Towards one-time fee #2

Rob H
Altiwi Blog
Published in
4 min readOct 21, 2019

In the last post, I promised some business related insights in the post #2. It turned out that I had to jump into the development (and to, for me, at least, uncharted territory) so this post will be technical again. Sorry, will write it later :-)

The step is the night from 17th to 18th Oct. Switched all the firmwares to WebSocked usage.

The recent firmware and dashboard upgrade showed quite significant drop in the cloud resource utilization. But in fact, the overal decrease in lambda invocations, which was our main resource cost was roughly to one half. That made me to sit behind the drawing desk again and follow the path I was afraid in the corner of my soul. Because we needed to lower the server usage in order of magnitude, al least, the slightly less than a half did not solve that much.

The polling approach

So the path I had in my mind, and was still putting it off, for later optimizations, was complete rework of the way the nodes interact with the console. As you might remember, we had to poll the server each 10 seconds just to have reasonable response in case of user (or better admin) connect to the console. The polling request is common HTTP call which basically asks for following info: “Is there anything new for me?”. As such, there is no direct way for console to “call for her sheeps” other than waiting for them (the nodes) to call home via above mentioned call.

WebSockets to the rescue

As most of the reader would expect, the solution for this problem exist and has its name: WebSockets. WebSockets are relatively mature way, how the modern web applications can communicate with each other in a real time. Imagine any kind of chatting application over web — it would not be possible to do without WebSockets. Instead of polling the server periodically, WebSockets are a kind of “Connect once and keep the connection open”. If a WebSocket connection if established, it can be used for bi-directional message interchnage between the server and its clients, and what’s nice, there is no need for any application knowledge of the remote clients IP addresses, firewall settings etc. Just send a message to the registered connection id and you are done.

If it looks to you even more resource consuming than the polling method, you are wrong.
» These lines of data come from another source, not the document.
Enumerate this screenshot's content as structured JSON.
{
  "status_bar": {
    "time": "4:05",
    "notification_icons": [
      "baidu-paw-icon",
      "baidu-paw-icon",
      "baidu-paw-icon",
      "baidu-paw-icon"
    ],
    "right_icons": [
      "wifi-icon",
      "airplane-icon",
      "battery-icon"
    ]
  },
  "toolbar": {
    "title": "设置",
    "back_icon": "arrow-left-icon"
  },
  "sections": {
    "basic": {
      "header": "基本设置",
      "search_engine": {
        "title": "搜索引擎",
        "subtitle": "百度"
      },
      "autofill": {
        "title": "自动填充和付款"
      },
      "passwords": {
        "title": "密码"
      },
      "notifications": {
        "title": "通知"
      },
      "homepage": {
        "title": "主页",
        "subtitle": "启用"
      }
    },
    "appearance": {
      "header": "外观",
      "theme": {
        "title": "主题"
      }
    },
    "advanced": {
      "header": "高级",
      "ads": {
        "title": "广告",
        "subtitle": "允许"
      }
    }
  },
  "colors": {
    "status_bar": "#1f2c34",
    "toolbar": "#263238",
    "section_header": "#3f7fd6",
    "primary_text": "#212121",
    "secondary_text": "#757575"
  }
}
Most of the heavy lifting, including the cipher negotiations, registrations etc., is done once, upon the WebSocket connection setup. From then it is simple a matter of sending short text messages.

Though it was originally developed for an AJAX communication within a browser, it can be used also from other, non-browser, enviromnent. For us, in the hunt for keeping the costs down it was vital to use a managed WebSocket API. The raw costs are higher, but when you consider all the other factors like human power, server scaling, it was vital. It is simply as that: If it will not be feasible to use managed WS API, it is an end of the game. Fortunatelly, AWS recently extended their API Gateway service also for WebSockets API, which can be tightly coupled with AWS Lambda.

The client side (meaning the devices connecting to it) was easy to do, as there is a bunch libraries for that purpose, as WebSockets itself is a standard protocol but on the server side, it was a different story. Amazon offers an API and some wrappers for Python, Node.js, PHP (and maybe others) but certainly not for Ruby, which was a language of my choice. Sure one could implement the server interaction in Python and call it from Ruby, or even maybe circumvent it totally and put the server in a “special client mode” but it would be ugly solution and I doubt it would perform reliably in a long term.

So I had to develop my own Ruby wrapper around the AWS API, which took me at least half of the time from the last post — the rest was to rewrite the client’s firmware to accomodate the change. As I write before, originally the WebSockets was something I had in mind “for later”, but was forced to do it right now. It delayed the project for some 14 days, the bright side is that we do have a real time capability built in, so it will be usefull for other features we plan to introduce later.

So what is the outcome?

We managed to drive the number of invocations of AWS Lambda function roughly ten fold. Provided we are comparing this with already two fold decrease from the last post, we can claim twenty fold utilization decrease in last month. Nice! The WebSocked usage seems to be negligible, at it uses a several magnitudes different unit of measuring the utilization, so the main objective has been done. Sure we have to wait for the total numbers, but as of now, seems promising.